What Do You Mean, Story?: Sometimes, a film will fail to live up its marketing. But other times, the marketing seems to be set up so that there’s no possible way for the film itself to live up to it, whether by being inaccurate or being crazy on levels previously unknown to man. Take today’s entry, David Marconi’s The Harvest, as an example. First, the tagline on the poster:
Charlie’s living his movie script. The good parts. The sexy parts. The body parts.
Pretty good, right? It promises a meta-thriller with blood and sex, leaving the film with room to deliver on the promises given. And now let’s take a look at the tagline on the film’s DVD.
They stole one of his kidneys. Now they’ve come for the other one.
Is that the best tagline ever or the worst one? Fuck if I can tell. Now, this tagline raises many, many questions right off the bat, even without the comparison.
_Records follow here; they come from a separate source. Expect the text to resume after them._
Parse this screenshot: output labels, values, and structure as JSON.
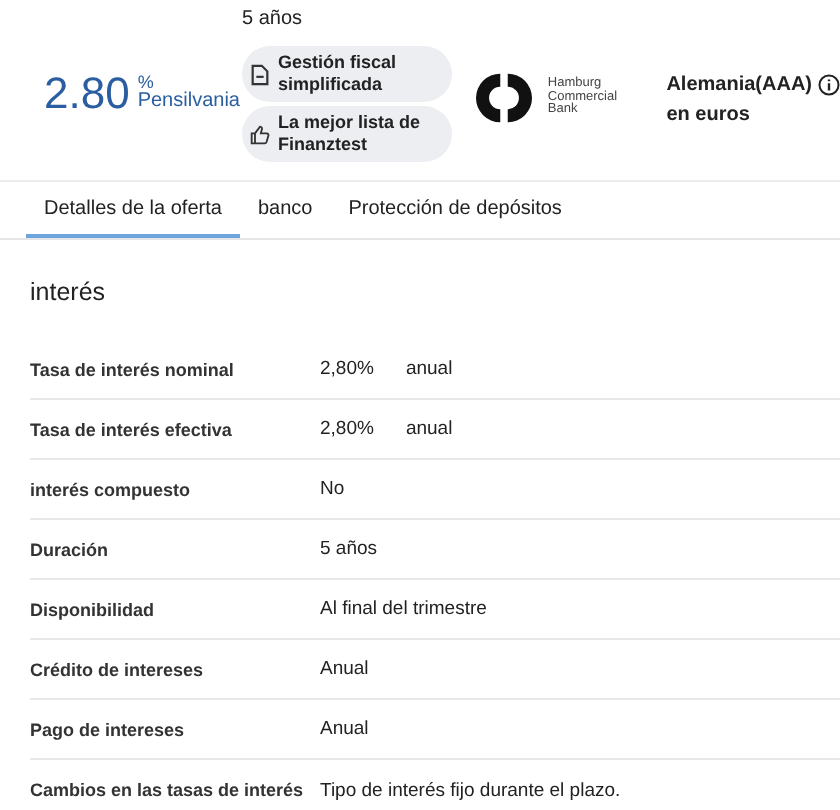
{
  "offer": {
    "rate": "2.80",
    "rate_unit": "%",
    "rate_label": "Pensilvania",
    "term": "5 años",
    "badges": [
      {
        "kind": "document",
        "text": "Gestión fiscal simplificada"
      },
      {
        "kind": "thumb",
        "text": "La mejor lista de Finanztest"
      }
    ],
    "bank_logo": {
      "lines": [
        "Hamburg",
        "Commercial",
        "Bank"
      ]
    },
    "country": "Alemania(AAA)",
    "currency": "en euros"
  },
  "tabs": [
    {
      "label": "Detalles de la oferta",
      "selected": true
    },
    {
      "label": "banco",
      "selected": false
    },
    {
      "label": "Protección de depósitos",
      "selected": false
    }
  ],
  "section_title": "interés",
  "rows": [
    {
      "label": "Tasa de interés nominal",
      "value": "2,80%",
      "unit": "anual"
    },
    {
      "label": "Tasa de interés efectiva",
      "value": "2,80%",
      "unit": "anual"
    },
    {
      "label": "interés compuesto",
      "value": "No"
    },
    {
      "label": "Duración",
      "value": "5 años"
    },
    {
      "label": "Disponibilidad",
      "value": "Al final del trimestre"
    },
    {
      "label": "Crédito de intereses",
      "value": "Anual"
    },
    {
      "label": "Pago de intereses",
      "value": "Anual"
    },
    {
      "label": "Cambios en las tasas de interés",
      "value": "Tipo de interés fijo durante el plazo."
    }
  ]
}
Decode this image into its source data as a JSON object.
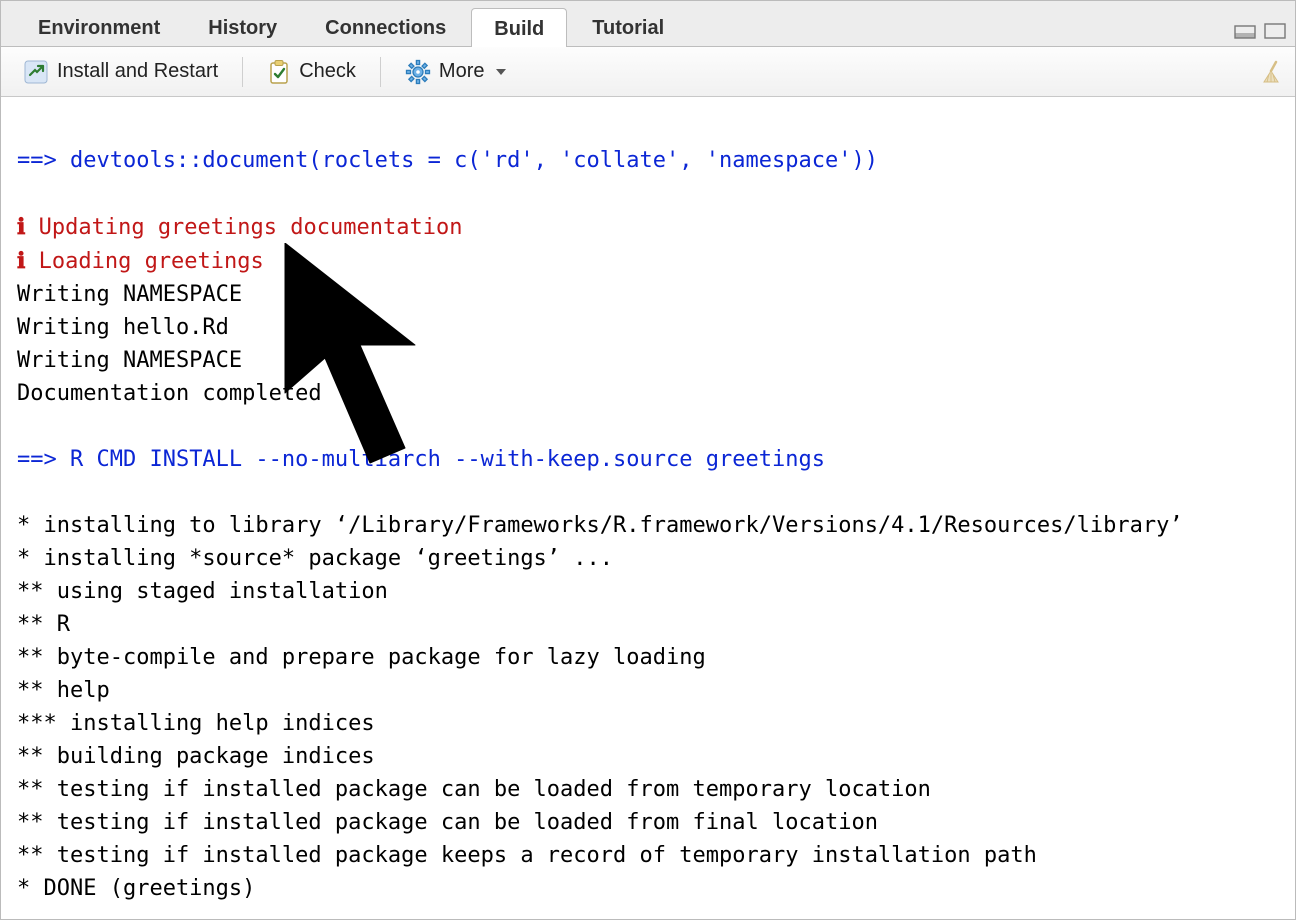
{
  "tabs": [
    {
      "label": "Environment",
      "active": false
    },
    {
      "label": "History",
      "active": false
    },
    {
      "label": "Connections",
      "active": false
    },
    {
      "label": "Build",
      "active": true
    },
    {
      "label": "Tutorial",
      "active": false
    }
  ],
  "toolbar": {
    "install_restart": "Install and Restart",
    "check": "Check",
    "more": "More"
  },
  "console": {
    "cmd1_prefix": "==> ",
    "cmd1_text": "devtools::document(roclets = c('rd', 'collate', 'namespace'))",
    "info1": "Updating greetings documentation",
    "info2": "Loading greetings",
    "line1": "Writing NAMESPACE",
    "line2": "Writing hello.Rd",
    "line3": "Writing NAMESPACE",
    "line4": "Documentation completed",
    "cmd2_prefix": "==> ",
    "cmd2_text": "R CMD INSTALL --no-multiarch --with-keep.source greetings",
    "out1": "* installing to library ‘/Library/Frameworks/R.framework/Versions/4.1/Resources/library’",
    "out2": "* installing *source* package ‘greetings’ ...",
    "out3": "** using staged installation",
    "out4": "** R",
    "out5": "** byte-compile and prepare package for lazy loading",
    "out6": "** help",
    "out7": "*** installing help indices",
    "out8": "** building package indices",
    "out9": "** testing if installed package can be loaded from temporary location",
    "out10": "** testing if installed package can be loaded from final location",
    "out11": "** testing if installed package keeps a record of temporary installation path",
    "out12": "* DONE (greetings)"
  }
}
Why did they stop at one the first time? Why take his kidneys in the first place? And only more are raised comparing it to its theatrical tagline. Since this unnamed man in the second one is presumably Charlie, why did he write a script about kidney-theft? Why are there “sexy parts” of a script (and a movie) where a guy is under constant threat of having his one remaining kidney stolen? Are the only body parts we’re going to see (presumably) severed kidneys (and maybe just kidney, singular)? Already, the smart man would probably bet big on the film itself not providing nearly as much joy as the taglines. But does it manage to entertain even the slightest bit as much as the promise of involuntary kidney-theft?
A harvester tends to his wheatfield. As he goes to take a bite of a sub, he is shot in the head and killed by a man in a suit. That is what we initially see of Charlie Pope (Miguel Ferrer)’s movie script. He decides to take his script to Mexico, where, pushed by his producer (Harvey Fierstein), he’ll research the contract killing that inspired it. His first day there, he’s told that it wasn’t a contract hit at all, the victim was a child molester (Fierstein insists that the studio does not make movies about molesters), and there was a crooked cop involved. Soon after, he meets a lovely lady named Natalie (Leilani Sarelle), who works as a stripper at a very shady nightclub, where Charlie tries to extract information about the crime from (the guy he questions doesn’t budge, but he does pull a Mookie/Vanilla Ice-in-Cool as Ice with Natalie). He then decides to take Natalie out on the town, culminating in a visit on the beach that ends not with nookie, but with unconsciousness induced by blunt force to the head. He’s then wheeled into surgery, having blue-tinted flashbacks (wow much Soderbergh) to a fateful meeting with Fierstein on the way there. After the surgery is done, he escapes, trudging through swamp and collapsing on a golf course, eventually being told by a doctor that, yes, his right kidney was removed. Naturally, he wants to figure out who did this to him and if Natalie set him up (the whole murder of the child molester thing is a red herring). Also, the reason why the guys come back for his other kidney is because, while they only needed one, the kidney they took from him was in bad enough shape that they needed another one.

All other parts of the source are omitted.